Singkatnya, Socrates perlu membangun sebuah gagasan  keadilan dan gagasan  kebahagiaan pada saat yang sama, dan ia membutuhkan gagasan -gagasan  ini untuk diterapkan tanpa mengasumsikan kesimpulan orang yang adil selalu lebih bahagia daripada yang tidak adil.
Kesulitan tugas ini membantu menjelaskan mengapa Socrates mengambil rute yang ingin tahu melalui diskusi tentang keadilan sipil dan kebahagiaan sipil. Socrates dapat berasumsi kota yang adil selalu lebih sukses atau bahagia daripada kota yang tidak adil. Asumsi itu tidak menimbulkan pertanyaan, dan Glaucon dan Adeimantus siap untuk memberikannya.Â
Jika Socrates kemudian dapat menjelaskan bagaimana sebuah kota yang adil selalu lebih sukses dan bahagia daripada kota yang tidak adil, dengan memberikan penjelasan tentang keadilan sipil dan kebahagiaan sipil, ia akan memiliki model untuk mengusulkan hubungan antara keadilan pribadi dan pertumbuhan.
Meskipun ini yang perlu dilakukan oleh analogi orang kota, Socrates kadang-kadang mengklaim lebih banyak untuk itu, dan salah satu teka-teki abadi tentang Republik menyangkut sifat dan dasar yang tepat untuk analogi penuh yang diklaim Socrates. Kadang-kadang Socrates tampaknya mengatakan catatan keadilan yang sama harus berlaku untuk orang dan kota karena gagasan  yang sama dari predikat 'F' harus berlaku untuk semua hal yang F (teks 434d-435a).Â
Di lain waktu Socrates tampaknya mengatakan perhitungan keadilan yang sama harus berlaku Pada  kedua kasus tersebut karena Kesatuan keseluruhan adalah karena Kesatuan bagian-bagiannya (teks 435d-436a). Sekali lagi, kadang-kadang Socrates tampaknya mengatakan alasan-alasan ini cukup kuat untuk memungkinkan inferensi deduktif: jika F-ness suatu kota adalah ini-dan-itu, maka F-ness seseorang harus seperti ini dan itu (teks 441c).

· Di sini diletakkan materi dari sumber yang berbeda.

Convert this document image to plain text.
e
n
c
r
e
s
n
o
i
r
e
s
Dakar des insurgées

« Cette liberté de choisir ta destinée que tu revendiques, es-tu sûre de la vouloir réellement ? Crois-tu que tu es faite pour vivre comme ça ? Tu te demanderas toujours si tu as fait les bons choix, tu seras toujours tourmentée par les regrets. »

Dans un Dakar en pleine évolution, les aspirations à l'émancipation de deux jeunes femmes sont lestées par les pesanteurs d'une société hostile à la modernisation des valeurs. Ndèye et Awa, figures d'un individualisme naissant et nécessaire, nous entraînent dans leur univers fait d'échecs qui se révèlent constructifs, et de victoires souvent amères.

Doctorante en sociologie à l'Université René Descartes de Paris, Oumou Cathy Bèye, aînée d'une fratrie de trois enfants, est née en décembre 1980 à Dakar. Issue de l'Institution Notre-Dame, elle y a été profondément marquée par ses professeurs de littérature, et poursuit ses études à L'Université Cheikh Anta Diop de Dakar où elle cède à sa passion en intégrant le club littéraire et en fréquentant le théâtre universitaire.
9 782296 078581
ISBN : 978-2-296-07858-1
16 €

Di lain waktu, Socrates lebih suka menggunakan F-ness kota sebagai heuristik untuk menemukan F-ness pada orang (teks 368e-369a). Platon  tentu benar untuk berpikir ada beberapa hubungan yang menarik dan tidak kebetulan antara fitur struktural dan nilai-nilai masyarakat dan fitur psikologis dan nilai-nilai orang, tetapi ada banyak kontroversi tentang apakah hubungan ini benar-benar cukup kuat untuk mempertahankan semua klaim yang Socrates buat untuk itu di Republik
Namun, Republik terutama memerlukan jawaban untuk pertanyaan Glaucon dan Adeimantus, dan jawaban itu tidak bergantung secara logis pada klaim kuat apa pun untuk analogi antara kota dan orang. Sebaliknya, itu tergantung pada catatan keadilan persuasif sebagai kebajikan pribadi, dan alasan persuasif mengapa seseorang selalu lebih bahagia daripada menjadi tidak adil. Jadi kita bisa beralih ke masalah ini sebelum kembali ke pernyataan Socrates tentang kota yang sukses.
Socrates berusaha mendefinisikan keadilan sebagai salah satu kebajikan utama manusia, dan ia memahami kebajikan sebagai kondisi jiwa. Jadi penjelasannya tentang keadilan tergantung pada catatannya tentang jiwa manusia.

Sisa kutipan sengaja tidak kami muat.